2018年4月、同社は“ドル箱路線”である岡山~西大寺間に、八晃運輸(岡山県岡山市)が運行する新路線が競合路線として参入することに反発。会社側は、黒字路線の収益で賄っている赤字路線の廃止届を提出するなど反発を強めていた。
そうしたなか、労働組合も競合路線の参入で賃金低下や雇用不安があるとして、1時間のストライキを行った。さらに、別の日には乗客から運賃を取らない
「集改札スト」
という新たな戦術も投入されている。これは、労使双方が競合路線の参入を許さないという目的で一致してストライキを行うという珍しいケースだ。

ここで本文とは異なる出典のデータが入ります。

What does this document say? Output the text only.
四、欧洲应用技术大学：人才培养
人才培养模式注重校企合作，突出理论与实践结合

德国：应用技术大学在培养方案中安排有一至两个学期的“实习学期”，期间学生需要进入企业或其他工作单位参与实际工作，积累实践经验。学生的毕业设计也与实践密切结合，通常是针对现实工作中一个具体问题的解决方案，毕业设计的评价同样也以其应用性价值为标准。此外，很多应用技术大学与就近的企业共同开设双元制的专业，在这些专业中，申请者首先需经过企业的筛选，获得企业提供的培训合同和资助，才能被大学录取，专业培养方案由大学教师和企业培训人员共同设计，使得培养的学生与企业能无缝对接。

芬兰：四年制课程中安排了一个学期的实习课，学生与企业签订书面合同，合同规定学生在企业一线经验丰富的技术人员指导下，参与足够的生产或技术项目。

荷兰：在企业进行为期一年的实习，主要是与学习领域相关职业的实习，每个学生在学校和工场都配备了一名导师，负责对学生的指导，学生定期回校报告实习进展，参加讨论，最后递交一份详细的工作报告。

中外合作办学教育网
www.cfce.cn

賃上げ以外の目的でストライキを行う事例は過去にはあった、例えば1966(昭和41)年にはベトナム反戦を訴えて、総評系組合がストライキを行う「10・21反戦スト」が行われている。しかし、賃上げ以外の目的でストライキを行うというロジックは既に忘却されているに久しい。
両備バスのケースは、市民から
「目的がわからない」
「新規参入に対する嫌がらせとしか思えない」
と反発がされる結果となった。そのためか、その後は同類のストライキは行われていない。